Anna stood in the bathroom waiting and thinking, “Maybe Mum’s right, maybe I don’t keep my mind on what I’m doing.”
But Anna also knew she couldn’t please her mother no matter what she did. If Anna had taken the time to wash her legs before giving her mother the papers she would have heard, “Anna, where have you been? Didn’t I ask you to hurry? Don’t you know how important my work is? Why do you have to dawdle and dream.” “Nona” said Mina has she knocked on the door. Anna took the dress from Mina and handed her the muddied one.
Anna slipped the cool dress over her head. Her thoughts disturbing. Anna tried several experiments, sometime hurrying, other times taking her time to do things for her mother. She’d now given up.
Anna went in the house and walked across the cool tile floor between a bookshelf laden with a miscellaneous collection of theological, classical and modern books and a beautiful teak dinner table. She went into her bedroom. The room was small in the normal middle-class Indonesian way, but full with a large queen-sized American bed and chest of drawers.
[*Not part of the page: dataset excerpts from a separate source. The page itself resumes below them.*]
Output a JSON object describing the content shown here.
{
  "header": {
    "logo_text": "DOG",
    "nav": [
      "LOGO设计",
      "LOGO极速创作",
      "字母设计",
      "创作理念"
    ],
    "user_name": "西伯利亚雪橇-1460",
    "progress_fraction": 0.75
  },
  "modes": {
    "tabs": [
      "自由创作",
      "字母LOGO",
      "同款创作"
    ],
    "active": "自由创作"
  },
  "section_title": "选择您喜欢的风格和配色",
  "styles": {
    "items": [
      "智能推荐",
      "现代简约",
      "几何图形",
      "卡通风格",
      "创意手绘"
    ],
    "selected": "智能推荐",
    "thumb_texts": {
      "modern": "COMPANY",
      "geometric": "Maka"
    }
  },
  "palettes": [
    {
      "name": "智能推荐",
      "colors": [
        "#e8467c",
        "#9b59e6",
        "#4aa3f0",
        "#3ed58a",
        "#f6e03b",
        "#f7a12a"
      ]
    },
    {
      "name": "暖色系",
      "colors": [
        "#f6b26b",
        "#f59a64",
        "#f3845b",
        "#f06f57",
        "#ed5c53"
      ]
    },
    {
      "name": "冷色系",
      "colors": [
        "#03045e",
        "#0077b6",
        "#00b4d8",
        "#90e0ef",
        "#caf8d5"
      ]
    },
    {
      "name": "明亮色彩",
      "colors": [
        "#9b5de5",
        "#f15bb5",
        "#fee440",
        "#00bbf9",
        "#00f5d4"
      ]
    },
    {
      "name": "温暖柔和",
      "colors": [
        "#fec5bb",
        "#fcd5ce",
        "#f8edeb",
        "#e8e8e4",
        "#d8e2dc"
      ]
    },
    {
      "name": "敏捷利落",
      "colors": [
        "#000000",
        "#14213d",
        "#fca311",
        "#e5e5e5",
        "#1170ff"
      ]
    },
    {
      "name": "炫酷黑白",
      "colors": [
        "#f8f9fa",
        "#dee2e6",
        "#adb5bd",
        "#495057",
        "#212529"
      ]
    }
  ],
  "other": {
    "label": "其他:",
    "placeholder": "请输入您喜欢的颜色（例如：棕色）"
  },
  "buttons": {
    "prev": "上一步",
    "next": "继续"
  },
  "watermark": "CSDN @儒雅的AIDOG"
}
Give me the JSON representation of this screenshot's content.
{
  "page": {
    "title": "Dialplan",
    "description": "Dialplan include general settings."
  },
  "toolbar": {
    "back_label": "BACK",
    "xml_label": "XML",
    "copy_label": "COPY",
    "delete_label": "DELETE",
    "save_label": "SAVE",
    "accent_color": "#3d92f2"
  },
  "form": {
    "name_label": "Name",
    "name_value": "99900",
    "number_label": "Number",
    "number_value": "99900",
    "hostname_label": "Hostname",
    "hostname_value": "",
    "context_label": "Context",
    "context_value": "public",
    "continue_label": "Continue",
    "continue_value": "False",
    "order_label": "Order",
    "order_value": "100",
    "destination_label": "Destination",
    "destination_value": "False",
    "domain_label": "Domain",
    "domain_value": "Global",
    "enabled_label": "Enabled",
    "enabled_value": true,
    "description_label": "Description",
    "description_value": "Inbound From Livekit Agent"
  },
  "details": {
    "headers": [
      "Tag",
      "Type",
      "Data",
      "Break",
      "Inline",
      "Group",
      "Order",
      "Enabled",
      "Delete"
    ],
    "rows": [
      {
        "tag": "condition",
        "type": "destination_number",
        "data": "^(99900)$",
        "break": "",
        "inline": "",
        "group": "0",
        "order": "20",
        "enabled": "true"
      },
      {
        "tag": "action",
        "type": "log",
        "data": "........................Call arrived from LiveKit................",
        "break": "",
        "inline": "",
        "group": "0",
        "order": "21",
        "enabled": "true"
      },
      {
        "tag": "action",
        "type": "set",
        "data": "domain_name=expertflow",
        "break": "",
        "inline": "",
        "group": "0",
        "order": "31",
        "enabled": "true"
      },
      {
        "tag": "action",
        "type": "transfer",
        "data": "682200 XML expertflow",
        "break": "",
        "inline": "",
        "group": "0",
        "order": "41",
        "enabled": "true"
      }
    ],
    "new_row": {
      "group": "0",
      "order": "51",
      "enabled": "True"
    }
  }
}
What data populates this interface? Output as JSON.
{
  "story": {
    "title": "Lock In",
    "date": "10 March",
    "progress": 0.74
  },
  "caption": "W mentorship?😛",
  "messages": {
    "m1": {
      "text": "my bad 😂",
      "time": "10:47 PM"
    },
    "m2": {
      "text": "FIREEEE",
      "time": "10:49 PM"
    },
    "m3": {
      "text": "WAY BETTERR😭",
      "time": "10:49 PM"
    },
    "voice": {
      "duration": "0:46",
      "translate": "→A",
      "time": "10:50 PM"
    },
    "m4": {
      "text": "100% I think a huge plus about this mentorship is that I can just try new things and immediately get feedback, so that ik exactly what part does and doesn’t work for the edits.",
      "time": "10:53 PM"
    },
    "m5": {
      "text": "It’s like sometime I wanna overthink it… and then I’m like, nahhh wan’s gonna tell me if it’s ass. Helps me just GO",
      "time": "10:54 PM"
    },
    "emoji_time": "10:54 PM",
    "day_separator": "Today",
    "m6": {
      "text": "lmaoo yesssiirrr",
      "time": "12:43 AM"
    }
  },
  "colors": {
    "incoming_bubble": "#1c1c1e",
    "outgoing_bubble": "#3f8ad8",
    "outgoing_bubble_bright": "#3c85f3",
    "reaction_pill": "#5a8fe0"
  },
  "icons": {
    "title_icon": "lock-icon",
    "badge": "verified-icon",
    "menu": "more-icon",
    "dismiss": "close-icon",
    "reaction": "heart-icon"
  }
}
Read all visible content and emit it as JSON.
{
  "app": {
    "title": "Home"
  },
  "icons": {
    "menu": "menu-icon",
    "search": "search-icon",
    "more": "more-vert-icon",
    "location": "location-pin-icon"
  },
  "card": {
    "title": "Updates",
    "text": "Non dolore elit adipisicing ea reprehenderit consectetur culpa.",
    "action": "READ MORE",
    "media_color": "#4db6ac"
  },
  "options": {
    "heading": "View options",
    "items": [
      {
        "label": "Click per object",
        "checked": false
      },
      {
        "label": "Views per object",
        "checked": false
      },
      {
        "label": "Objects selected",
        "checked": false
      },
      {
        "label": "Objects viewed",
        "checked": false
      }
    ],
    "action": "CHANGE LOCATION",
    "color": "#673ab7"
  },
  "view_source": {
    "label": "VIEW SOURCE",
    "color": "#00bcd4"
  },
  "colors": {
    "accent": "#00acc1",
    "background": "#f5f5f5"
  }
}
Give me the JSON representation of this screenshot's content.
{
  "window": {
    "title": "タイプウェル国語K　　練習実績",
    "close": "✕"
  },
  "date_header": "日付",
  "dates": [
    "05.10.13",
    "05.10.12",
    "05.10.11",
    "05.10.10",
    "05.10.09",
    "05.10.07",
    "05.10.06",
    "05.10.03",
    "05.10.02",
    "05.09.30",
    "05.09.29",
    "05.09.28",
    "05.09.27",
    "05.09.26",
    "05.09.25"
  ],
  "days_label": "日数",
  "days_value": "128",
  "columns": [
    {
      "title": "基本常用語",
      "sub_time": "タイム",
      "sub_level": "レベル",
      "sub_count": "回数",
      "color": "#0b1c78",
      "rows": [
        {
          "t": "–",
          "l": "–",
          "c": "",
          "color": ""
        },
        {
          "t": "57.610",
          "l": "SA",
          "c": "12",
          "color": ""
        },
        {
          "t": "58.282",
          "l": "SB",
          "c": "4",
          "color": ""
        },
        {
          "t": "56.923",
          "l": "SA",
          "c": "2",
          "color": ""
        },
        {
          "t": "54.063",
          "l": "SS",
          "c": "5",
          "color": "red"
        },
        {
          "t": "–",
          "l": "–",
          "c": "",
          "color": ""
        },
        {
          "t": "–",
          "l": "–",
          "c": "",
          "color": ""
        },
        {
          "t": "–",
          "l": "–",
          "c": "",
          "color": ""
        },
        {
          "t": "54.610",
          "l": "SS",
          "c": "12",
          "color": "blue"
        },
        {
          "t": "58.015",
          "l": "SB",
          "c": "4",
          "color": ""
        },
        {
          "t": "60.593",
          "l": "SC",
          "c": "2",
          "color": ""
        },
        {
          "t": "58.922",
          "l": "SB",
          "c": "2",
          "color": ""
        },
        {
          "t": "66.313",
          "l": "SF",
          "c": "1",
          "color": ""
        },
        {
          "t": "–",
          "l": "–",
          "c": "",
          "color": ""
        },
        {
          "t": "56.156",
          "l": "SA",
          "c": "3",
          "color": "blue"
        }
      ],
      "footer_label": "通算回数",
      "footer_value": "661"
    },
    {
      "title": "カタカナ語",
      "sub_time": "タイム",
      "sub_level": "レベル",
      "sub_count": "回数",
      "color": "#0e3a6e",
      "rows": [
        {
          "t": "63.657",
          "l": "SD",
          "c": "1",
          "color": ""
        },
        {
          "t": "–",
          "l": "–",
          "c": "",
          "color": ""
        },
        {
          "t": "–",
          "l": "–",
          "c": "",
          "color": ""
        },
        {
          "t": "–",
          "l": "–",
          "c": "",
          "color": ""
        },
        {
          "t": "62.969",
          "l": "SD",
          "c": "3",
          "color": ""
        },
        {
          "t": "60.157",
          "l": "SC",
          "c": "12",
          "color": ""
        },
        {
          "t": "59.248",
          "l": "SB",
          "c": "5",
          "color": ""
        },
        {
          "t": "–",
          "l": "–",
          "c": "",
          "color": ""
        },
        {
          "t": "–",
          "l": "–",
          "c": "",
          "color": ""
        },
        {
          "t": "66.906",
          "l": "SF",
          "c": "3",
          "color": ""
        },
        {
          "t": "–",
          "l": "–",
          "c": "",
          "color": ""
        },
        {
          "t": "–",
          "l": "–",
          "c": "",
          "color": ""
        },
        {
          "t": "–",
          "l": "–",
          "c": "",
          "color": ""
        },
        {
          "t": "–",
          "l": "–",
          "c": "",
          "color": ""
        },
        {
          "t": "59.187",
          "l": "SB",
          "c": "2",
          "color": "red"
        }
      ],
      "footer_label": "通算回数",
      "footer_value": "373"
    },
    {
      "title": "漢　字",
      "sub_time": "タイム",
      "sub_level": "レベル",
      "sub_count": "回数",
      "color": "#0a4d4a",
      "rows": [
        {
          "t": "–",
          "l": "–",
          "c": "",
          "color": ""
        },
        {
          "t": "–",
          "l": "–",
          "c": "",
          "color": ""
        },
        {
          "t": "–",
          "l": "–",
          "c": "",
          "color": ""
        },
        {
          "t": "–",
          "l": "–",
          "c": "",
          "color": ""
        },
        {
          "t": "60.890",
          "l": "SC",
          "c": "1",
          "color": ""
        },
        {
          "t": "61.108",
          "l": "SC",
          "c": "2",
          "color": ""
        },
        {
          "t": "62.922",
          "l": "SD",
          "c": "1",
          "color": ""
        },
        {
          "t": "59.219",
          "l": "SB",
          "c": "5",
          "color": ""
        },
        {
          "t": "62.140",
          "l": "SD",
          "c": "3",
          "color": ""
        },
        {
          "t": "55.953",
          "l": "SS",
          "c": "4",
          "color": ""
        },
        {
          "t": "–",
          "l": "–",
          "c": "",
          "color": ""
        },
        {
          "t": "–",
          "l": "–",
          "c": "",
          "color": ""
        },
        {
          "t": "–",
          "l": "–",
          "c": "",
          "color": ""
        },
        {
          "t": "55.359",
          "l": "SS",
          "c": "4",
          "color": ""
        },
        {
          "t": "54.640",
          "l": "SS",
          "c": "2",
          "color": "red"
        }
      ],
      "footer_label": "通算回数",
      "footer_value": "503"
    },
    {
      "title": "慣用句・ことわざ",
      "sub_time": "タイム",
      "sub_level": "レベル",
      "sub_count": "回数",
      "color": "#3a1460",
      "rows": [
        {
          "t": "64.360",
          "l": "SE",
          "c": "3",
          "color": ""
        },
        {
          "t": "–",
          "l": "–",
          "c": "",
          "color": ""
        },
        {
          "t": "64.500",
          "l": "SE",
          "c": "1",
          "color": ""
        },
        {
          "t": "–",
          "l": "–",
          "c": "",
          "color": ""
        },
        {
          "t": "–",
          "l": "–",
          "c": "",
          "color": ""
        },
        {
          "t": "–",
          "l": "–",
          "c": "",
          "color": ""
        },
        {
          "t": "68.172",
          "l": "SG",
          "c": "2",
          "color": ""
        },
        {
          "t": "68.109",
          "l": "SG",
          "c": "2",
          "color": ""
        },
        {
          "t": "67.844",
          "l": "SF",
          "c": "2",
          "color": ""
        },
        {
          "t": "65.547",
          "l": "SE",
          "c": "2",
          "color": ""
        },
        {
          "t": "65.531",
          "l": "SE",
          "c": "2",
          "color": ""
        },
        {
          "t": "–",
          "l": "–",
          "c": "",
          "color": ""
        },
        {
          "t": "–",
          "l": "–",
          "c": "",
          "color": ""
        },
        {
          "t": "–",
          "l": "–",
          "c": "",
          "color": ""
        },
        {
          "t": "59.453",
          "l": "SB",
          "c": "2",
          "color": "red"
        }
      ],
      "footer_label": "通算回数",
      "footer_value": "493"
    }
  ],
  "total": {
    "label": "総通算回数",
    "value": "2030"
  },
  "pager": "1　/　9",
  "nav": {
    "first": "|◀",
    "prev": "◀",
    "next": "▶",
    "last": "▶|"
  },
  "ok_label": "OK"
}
Anna sat down on her bed. Muffy jumped up to curl in a heap beside her. Anna brushed her long blonde hair and divided it into two strands. She reached above the bed and selected a red scarf from the assortment that hung on a hook. She carefully braided her hair using the scarf as the third segment in the braid then tied the end with a rubber band Anna’s mind was on school. The sound of the afternoon prayers filled the air, echoing through her room. She barely noticed. She was thinking again.
In just over a week school started up again. She would be in the eleventh grade at Jakarta International School. Anna faced school with mixed feelings. She flopped back on her bed. Oh, she dreaded that horrid hour-long bus trip through the crowded streets. But no more message running through the village for her mother. Even better no monotony of always being home.”